PENAMPANG: When the movement control order (MCO) took effect on March 18, all migrant worker Abdul Rizuan and his family had to live on was RM100 given to him by his boss the day before.
Now, though, the money has run out.
Not only is he desperate to buy food supplies, he is also increasingly worried about his one-month-old infant.
He said RM100 was given to each man and RM50 to each woman who worked the day before the MCO was enforced. That was it.
“I am desperate. I need to buy milk. Any kind of milk will do, even condensed milk,” the construction worker said.
For the past week, his wife has been cooking porridge to feed his family – himself and three boys aged a month old to six.
Rizuan is one of 28 heads of families of illegal migrants now trapped in the construction site of a high-end residential project at a Penampang village near SMK Datuk Peter Mojuntin.
In all, 116 people, including children and infants, are living in squalid conditions inside the wooden makeshift quarters.
They cannot get government food aid and they cannot move about freely due to their lack of identification and travel documents.
They claim their employer abandoned them when the MCO was extended on April 1.
It was only on Thursday last week that the company’s supervisor brought supplies of rice, eggs and instant noodles to be divided among the families.
“Each family had one 5kg packet of rice, 15 eggs and eight packets of Maggi curry instant noodles,” said Rizuan’s colleague, Yusop.
“Two days ago (on Monday), we tried to call our employer but he no longer picks up the phone,” Yusop added, saying the food supplies given last week had also run out.
Another worker, Malin Jainal, said the company owed every worker three months’ salary and that the last money they had received was only RM100, to sustain them during the stay-at-home order.
“I began working here early this year and the only time I was paid a salary was in February. After deducting the advance I took and other things, it all came around to only RM300.
“For the month of March and April, nothing has been forthcoming,” he said.
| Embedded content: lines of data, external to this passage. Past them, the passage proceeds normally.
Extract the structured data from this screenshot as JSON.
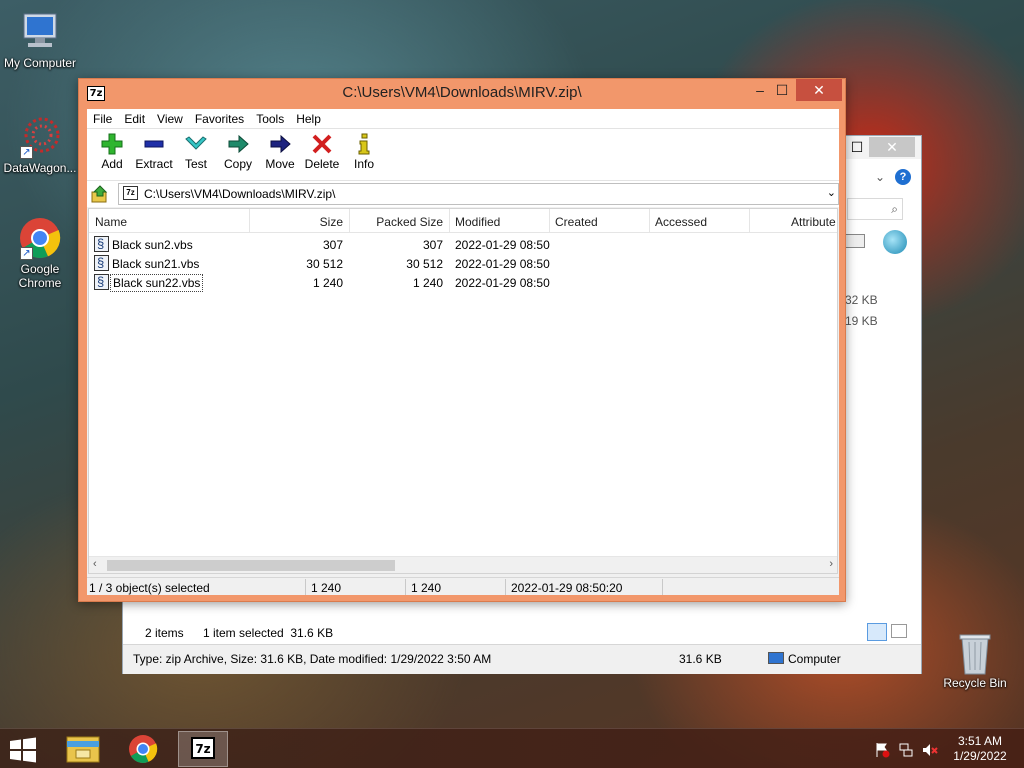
{
  "desktop": {
    "icons": [
      {
        "label": "My Computer"
      },
      {
        "label": "DataWagon..."
      },
      {
        "label": "Google Chrome"
      },
      {
        "label": "Recycle Bin"
      }
    ]
  },
  "explorer_bg": {
    "size_col": [
      "32 KB",
      "19 KB"
    ],
    "items_count": "2 items",
    "selected_info": "1 item selected  31.6 KB",
    "details": "Type: zip Archive, Size: 31.6 KB, Date modified: 1/29/2022 3:50 AM",
    "details_size": "31.6 KB",
    "location": "Computer"
  },
  "zip": {
    "title": "C:\\Users\\VM4\\Downloads\\MIRV.zip\\",
    "app_icon": "7z",
    "window_controls": {
      "minimize": "–",
      "maximize": "☐",
      "close": "✕"
    },
    "menu": [
      "File",
      "Edit",
      "View",
      "Favorites",
      "Tools",
      "Help"
    ],
    "toolbar": [
      {
        "label": "Add",
        "icon": "add-icon",
        "color": "#2fb52f"
      },
      {
        "label": "Extract",
        "icon": "extract-icon",
        "color": "#1f2fa8"
      },
      {
        "label": "Test",
        "icon": "test-icon",
        "color": "#35c6c6"
      },
      {
        "label": "Copy",
        "icon": "copy-icon",
        "color": "#1e8a6a"
      },
      {
        "label": "Move",
        "icon": "move-icon",
        "color": "#1d237f"
      },
      {
        "label": "Delete",
        "icon": "delete-icon",
        "color": "#d21f1f"
      },
      {
        "label": "Info",
        "icon": "info-icon",
        "color": "#d8c71a"
      }
    ],
    "address": "C:\\Users\\VM4\\Downloads\\MIRV.zip\\",
    "columns": [
      "Name",
      "Size",
      "Packed Size",
      "Modified",
      "Created",
      "Accessed",
      "Attribute"
    ],
    "files": [
      {
        "name": "Black sun2.vbs",
        "size": "307",
        "packed": "307",
        "modified": "2022-01-29 08:50"
      },
      {
        "name": "Black sun21.vbs",
        "size": "30 512",
        "packed": "30 512",
        "modified": "2022-01-29 08:50"
      },
      {
        "name": "Black sun22.vbs",
        "size": "1 240",
        "packed": "1 240",
        "modified": "2022-01-29 08:50"
      }
    ],
    "status": {
      "selection": "1 / 3 object(s) selected",
      "size": "1 240",
      "packed": "1 240",
      "modified": "2022-01-29 08:50:20"
    }
  },
  "taskbar": {
    "time": "3:51 AM",
    "date": "1/29/2022"
  }
}
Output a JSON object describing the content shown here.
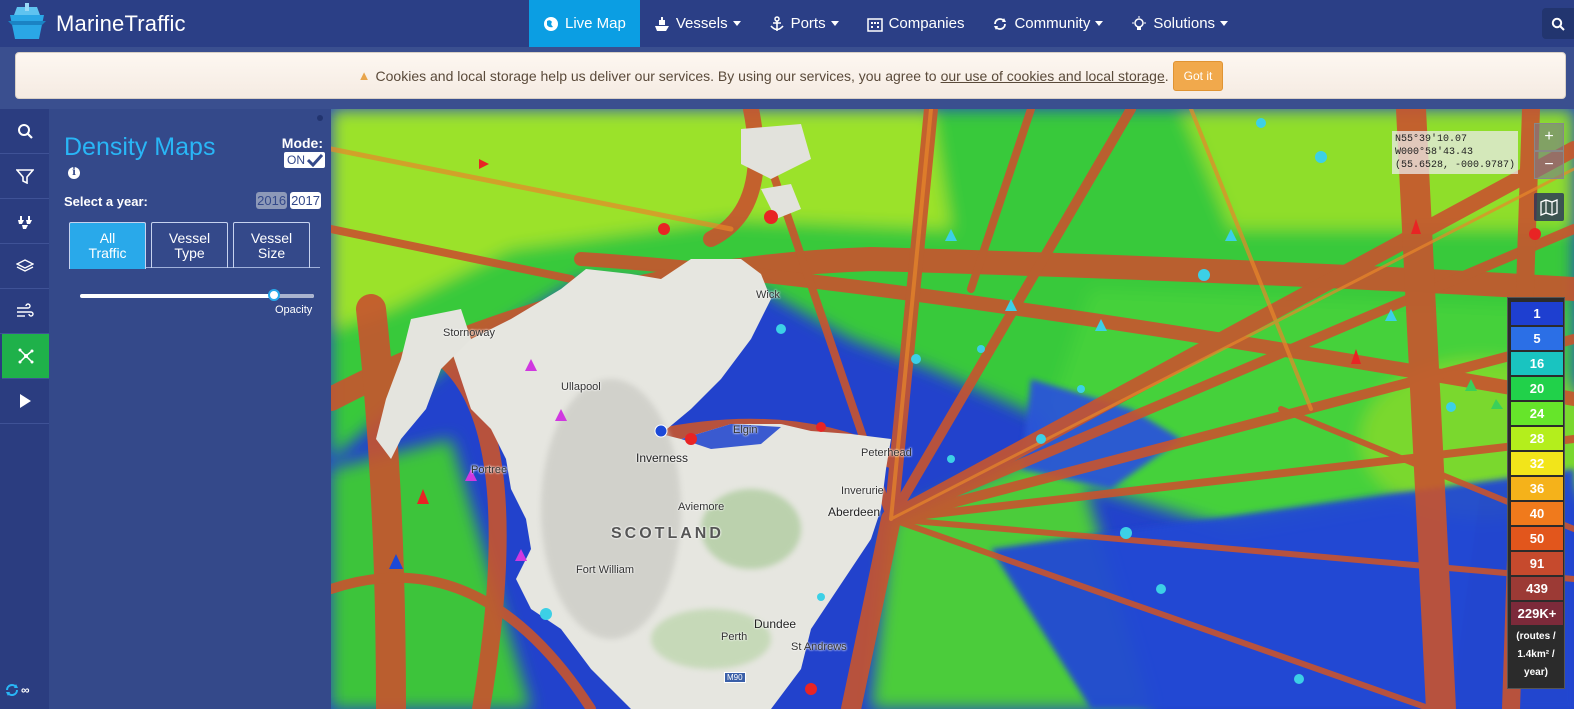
{
  "brand": {
    "name": "MarineTraffic"
  },
  "nav": {
    "items": [
      {
        "label": "Live Map",
        "icon": "globe-icon",
        "active": true,
        "dropdown": false
      },
      {
        "label": "Vessels",
        "icon": "ship-icon",
        "active": false,
        "dropdown": true
      },
      {
        "label": "Ports",
        "icon": "anchor-icon",
        "active": false,
        "dropdown": true
      },
      {
        "label": "Companies",
        "icon": "building-icon",
        "active": false,
        "dropdown": false
      },
      {
        "label": "Community",
        "icon": "refresh-icon",
        "active": false,
        "dropdown": true
      },
      {
        "label": "Solutions",
        "icon": "lightbulb-icon",
        "active": false,
        "dropdown": true
      }
    ]
  },
  "cookie": {
    "text": "Cookies and local storage help us deliver our services. By using our services, you agree to",
    "link": "our use of cookies and local storage",
    "period": ".",
    "button": "Got it"
  },
  "rail": {
    "items": [
      "search-icon",
      "filter-icon",
      "fleet-icon",
      "layers-icon",
      "wind-icon",
      "density-icon",
      "play-icon"
    ],
    "active_index": 5
  },
  "panel": {
    "title": "Density Maps",
    "mode_label": "Mode:",
    "mode_value": "ON",
    "year_label": "Select a year:",
    "years": [
      "2016",
      "2017"
    ],
    "selected_year": "2017",
    "tabs": [
      {
        "line1": "All",
        "line2": "Traffic",
        "active": true
      },
      {
        "line1": "Vessel",
        "line2": "Type",
        "active": false
      },
      {
        "line1": "Vessel",
        "line2": "Size",
        "active": false
      }
    ],
    "opacity_label": "Opacity",
    "opacity_value": 0.83
  },
  "map": {
    "coords": {
      "lat": "N55°39'10.07",
      "lon": "W000°58'43.43",
      "decimal": "(55.6528, -000.9787)"
    },
    "zoom_in": "+",
    "zoom_out": "−",
    "legend": {
      "items": [
        {
          "label": "1",
          "color": "#1e3fd0"
        },
        {
          "label": "5",
          "color": "#2b6fe6"
        },
        {
          "label": "16",
          "color": "#19c4c0"
        },
        {
          "label": "20",
          "color": "#21d14a"
        },
        {
          "label": "24",
          "color": "#66e52a"
        },
        {
          "label": "28",
          "color": "#b4ee1c"
        },
        {
          "label": "32",
          "color": "#f2e51a"
        },
        {
          "label": "36",
          "color": "#f5b21a"
        },
        {
          "label": "40",
          "color": "#f07a1c"
        },
        {
          "label": "50",
          "color": "#e2561c"
        },
        {
          "label": "91",
          "color": "#c64a2d"
        },
        {
          "label": "439",
          "color": "#9c3a35"
        },
        {
          "label": "229K+",
          "color": "#7c2a3a"
        }
      ],
      "unit1": "(routes /",
      "unit2": "1.4km² /",
      "unit3": "year)"
    },
    "places": {
      "scotland": "SCOTLAND",
      "inverness": "Inverness",
      "aberdeen": "Aberdeen",
      "dundee": "Dundee",
      "perth": "Perth",
      "peterhead": "Peterhead",
      "aviemore": "Aviemore",
      "inverurie": "Inverurie",
      "fortwilliam": "Fort William",
      "stornoway": "Stornoway",
      "ullapool": "Ullapool",
      "portree": "Portree",
      "elgin": "Elgin",
      "wick": "Wick",
      "standrews": "St Andrews",
      "m90": "M90"
    }
  }
}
A local villager told FMT that he was growing concerned about the state of the migrant workers.
“They could become very desperate and resort to stealing. They are good people but they may be forced to commit crimes if the situation continues,” said the 60-year-old man who lives near the site.
He noted that a nearby sundry shop had been forced to stop giving them credit as their debts had run up to over RM3,000.
According to him, the sundry shop owner also fears the migrants will not be able to pay their debts as the employer is no longer in contact with them.
The man said the workers’ employer had previously given them coupons instead of cash to buy food items.
He claimed the coupons were only valid at a sundry shop set up by their own company and that the prices had been marked up.
“Instead of paying them money, the company also created the coupons to pay the workers less in salaries and profit from their own hired workers,” he said.
Another villager, who only wanted to be identified as Simon, said extending help to the illegal immigrants was a politically sensitive matter.
“Although we want to help them, there’s nothing we can do. This whole problem could be politicised due to the anti-illegal immigrant sentiment among many Sabahans.
“We have tried asking NGOs which are apolitical to help them out, but nothing has been forthcoming yet.”
Simon said local leaders had also been notified about their situation but that they preferred not to get involved due to the political situation.
Simon believes more illegal migrants like these are being exploited elsewhere in Sabah too, and that what is happening in his village might just be the tip of the iceberg.